The aesthetics of the renderings, 3D animations, Second Life, Myspace, Google image search, Computer games and early music videos with 3D elements.
We listened to techno and electronic music and searched for an appropriate visual language.
We found the medium computer, which became more present and influential in all areas of our society, incredibly exciting.
How do you judge the interest in digital art in your surroundings, in
The interest in computer generated art has grown. Interestingly, museums in particular are relatively open to digital art, including the uncertainties that technology brings with it.
Most digital artworks are created collaboratively. How many people are involved in your artworks (on average), and how would you describe the artistic development of your works as a collective/individual process?
Most of our work is created by both of us. We taught ourselves many software programs after our studies. At that time, the two of us fought our way through the digital world with enthusiasm and sometimes even full of despair. We experiment individually and then conceive new projects together based on our initial sketches, which we then implement together. We find the constant exchange very enriching and important. There are also collaborations with other artists, e.g. with musicians and recently also programmers. For our latest series "Bots" we participated in the AR program Aurora at the HTW Berlin and elaborated our first bots together with the programmers. We appreciate the collaboration a lot, it enables a change of perspective and often leads to new ideas.
How do you archive your own works? How do you think your works should be preserved?
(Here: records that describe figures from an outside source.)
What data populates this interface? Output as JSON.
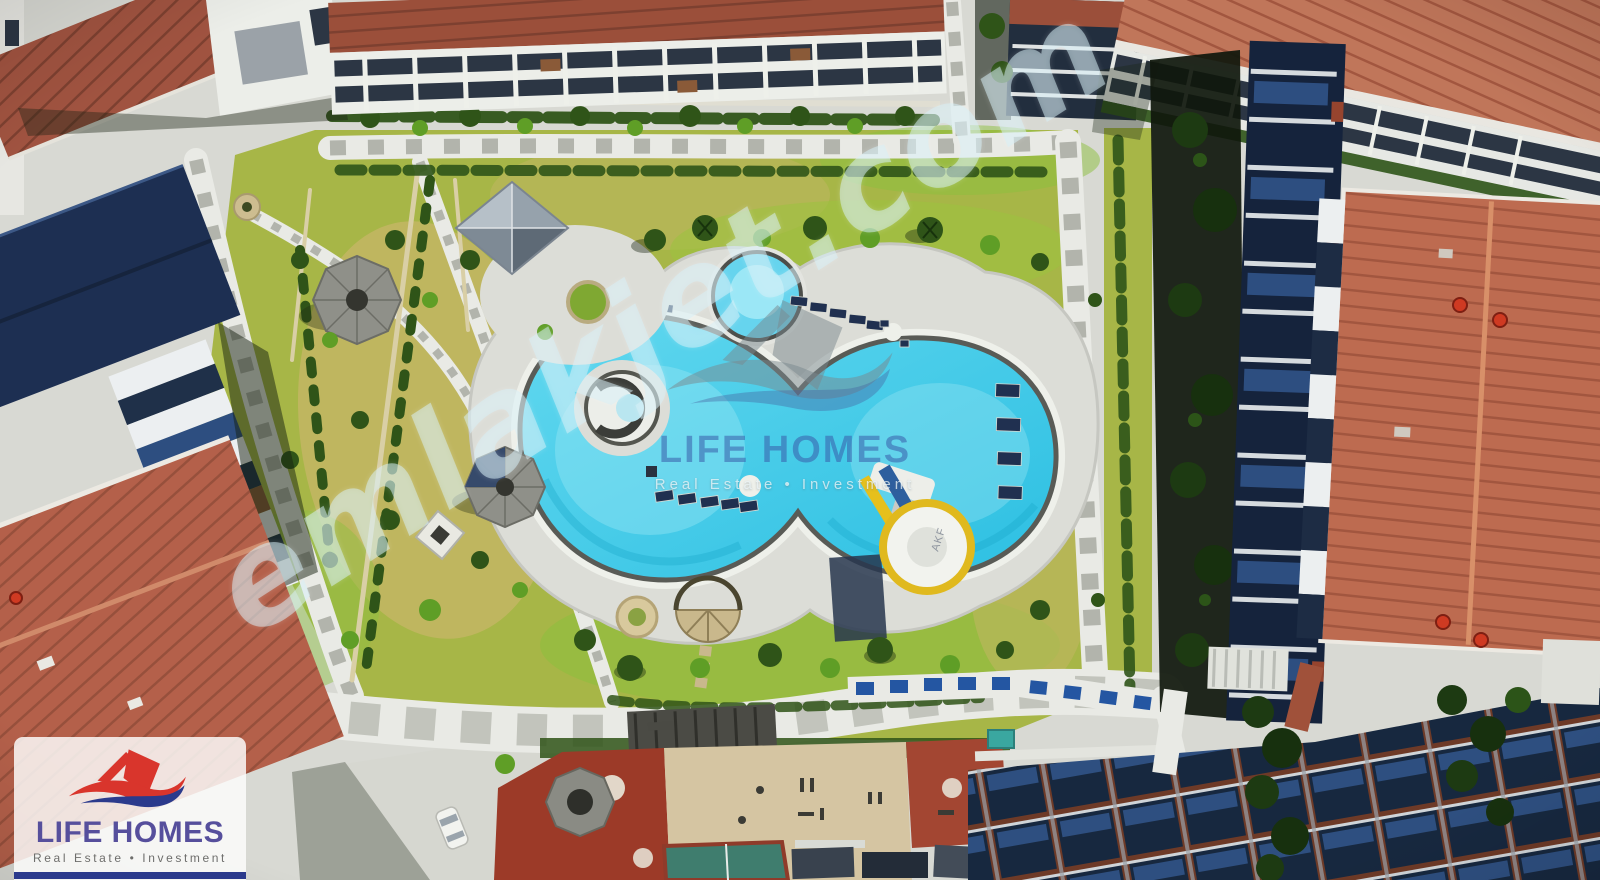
{
  "watermarks": {
    "diagonal": {
      "text": "emlakjet.com"
    },
    "center": {
      "brand": "LIFE HOMES",
      "tagline": "Real Estate • Investment"
    },
    "corner": {
      "brand": "LIFE HOMES",
      "tagline": "Real Estate • Investment"
    },
    "slide_brand": "AKF"
  },
  "colors": {
    "concrete": "#d8d9d3",
    "deck": "#dcddd7",
    "pathLight": "#e9eae5",
    "paver": "#b2b4ac",
    "paverBig": "#c2c4bc",
    "grass": "#a7b647",
    "grassBright": "#8cbf3d",
    "grassDry": "#c6b665",
    "shrub": "#2f5418",
    "shrubBright": "#5f9e26",
    "water": "#3cc9e8",
    "waterLight": "#93e4f3",
    "poolRim": "#595b56",
    "roofRed": "#bd6b50",
    "roofRedSeam": "#a2563f",
    "roofOxide": "#9b4f3a",
    "navyRoof": "#1b2b47",
    "navyLight": "#2e4f80",
    "facadeWhite": "#eceee9",
    "glassDark": "#2c3644",
    "shadowDark": "#11190d",
    "playRed": "#9c3a28",
    "sand": "#d5c5a2",
    "teal": "#3f7d6e",
    "logoPurple": "#564f9c",
    "logoRed": "#d9352c",
    "logoNavy": "#2b3a8c",
    "logoGray": "#6e6e6c",
    "wmCyan": "rgba(215,240,247,0.52)",
    "wmBlue": "rgba(56,92,170,0.55)",
    "wmGray": "rgba(122,136,142,0.5)",
    "wmTag": "rgba(238,246,248,0.75)"
  }
}
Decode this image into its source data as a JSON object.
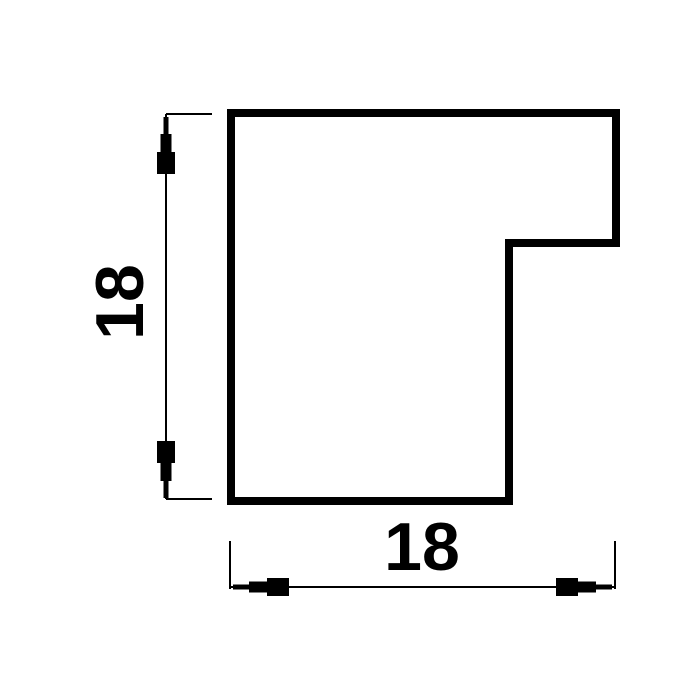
{
  "drawing": {
    "kind": "technical-cross-section-profile",
    "background_color": "#ffffff",
    "line_color": "#000000",
    "dimensions": {
      "height": {
        "value": "18",
        "orientation": "vertical"
      },
      "width": {
        "value": "18",
        "orientation": "horizontal"
      }
    }
  }
}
That depends a little bit on the respective work. For the CGI prints we archive the print file, the 3D file and the raw rendering. This is still relatively simple. With the AR and VR work it gets a bit more complex. These works are rarely finished like the prints. Especially the AR work has to be updated regularly, if e.g. the technology or the company philosophy around the mobile devices changes. Both the apps and the projects are stored incrementally. In addition, we also archive our software programs as far as possible in addition to the works and projects.
The most important thing for the preservation of the work will be to make the source files accessible for the newer hardware and software. This will probably require, among the general expertise of the work, a lot of computer and programming knowledge and this will probably only be done by museums in a professional context.